FIG. 1 is a block diagram of an embodiment of a digital-analog conversion circuit of the present invention.

FIG. 2 is a detailed circuit diagram of the digital-analog conversion circuit of FIG.

FIG. 3 is a waveform diagram of each part of the circuit of FIG.

FIG. 4 is an explanatory diagram of a relationship between a hold voltage and an analog voltage.

FIG. 5 is a graph showing a change in analog voltage observed in a short period of about a pulse signal period.

FIG. 6 is a graph showing changes in analog voltage observed during a period sufficiently longer than the period of a pulse signal.

FIG. 7 is a block diagram of an example of a conventional digital-analog conversion circuit.

FIG. 8 is a graph showing a change in analog voltage observed in a short period of about a pulse signal cycle.

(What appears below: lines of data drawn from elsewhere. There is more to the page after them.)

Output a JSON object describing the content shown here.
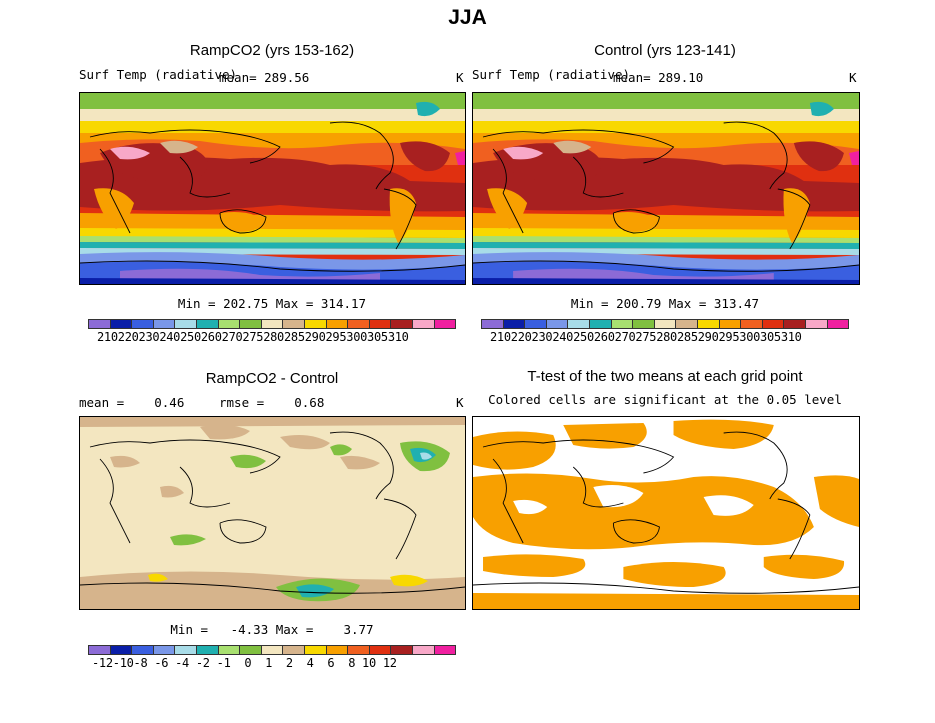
{
  "figure_title": "JJA",
  "panels": {
    "ramp": {
      "title": "RampCO2 (yrs 153-162)",
      "var_label": "Surf Temp (radiative)",
      "mean_label": "mean= 289.56",
      "units": "K",
      "minmax": "Min = 202.75 Max = 314.17"
    },
    "control": {
      "title": "Control (yrs 123-141)",
      "var_label": "Surf Temp (radiative)",
      "mean_label": "mean= 289.10",
      "units": "K",
      "minmax": "Min = 200.79 Max = 313.47"
    },
    "diff": {
      "title": "RampCO2 - Control",
      "mean_label": "mean =    0.46",
      "rmse_label": "rmse =    0.68",
      "units": "K",
      "minmax": "Min =   -4.33 Max =    3.77"
    },
    "ttest": {
      "title": "T-test of the two means at each grid point",
      "subtitle": "Colored cells are significant at the 0.05 level"
    }
  },
  "colorbars": {
    "temp": {
      "colors": [
        "#8c6bd6",
        "#0a1ea8",
        "#3a5fe0",
        "#7a97e8",
        "#a8dce8",
        "#20b0b0",
        "#a8e070",
        "#80c040",
        "#f3e6c0",
        "#d6b48c",
        "#f8d800",
        "#f8a000",
        "#f06020",
        "#e03010",
        "#a82020",
        "#f8a8c8",
        "#f020a0"
      ],
      "labels_text": "210220230240250260270275280285290295300305310"
    },
    "diff": {
      "colors": [
        "#8c6bd6",
        "#0a1ea8",
        "#3a5fe0",
        "#7a97e8",
        "#a8dce8",
        "#20b0b0",
        "#a8e070",
        "#80c040",
        "#f3e6c0",
        "#d6b48c",
        "#f8d800",
        "#f8a000",
        "#f06020",
        "#e03010",
        "#a82020",
        "#f8a8c8",
        "#f020a0"
      ],
      "labels_text": "-12-10-8 -6 -4 -2 -1  0  1  2  4  6  8 10 12"
    }
  }
}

FIG. 9 is a graph of changes in analog voltage observed during a period sufficiently longer than the period of a pulse signal.

[Explanation of symbols]

 20 Digital-Analog Converter Circuit 21 Analog Signal Generation Circuit 22 First Peak-Hold Circuit 23 Second Peak-Hold Circuit 24 Switch Circuit 25 Control Circuit

Claims (1)

[Claims] 1. Amplitude according to an input digital value
A pulse signal generation circuit that generates a pulse signal of a time product for each predetermined period, a first peak hold circuit that alternately repeats charging, peak hold, and discharge of the pulse signal for each predetermined period, and a first peak hold circuit for the first peak hold circuit. A second peak and hold circuit which alternately repeats charging and peak holding and discharging of the pulse signal at a timing opposite to the charging and discharging timing of the first peak and hold circuit;
Of the output voltage of the peak-hold circuit and the output voltage of the second peak-hold circuit are alternately selected to output an analog voltage. -Analog conversion circuit.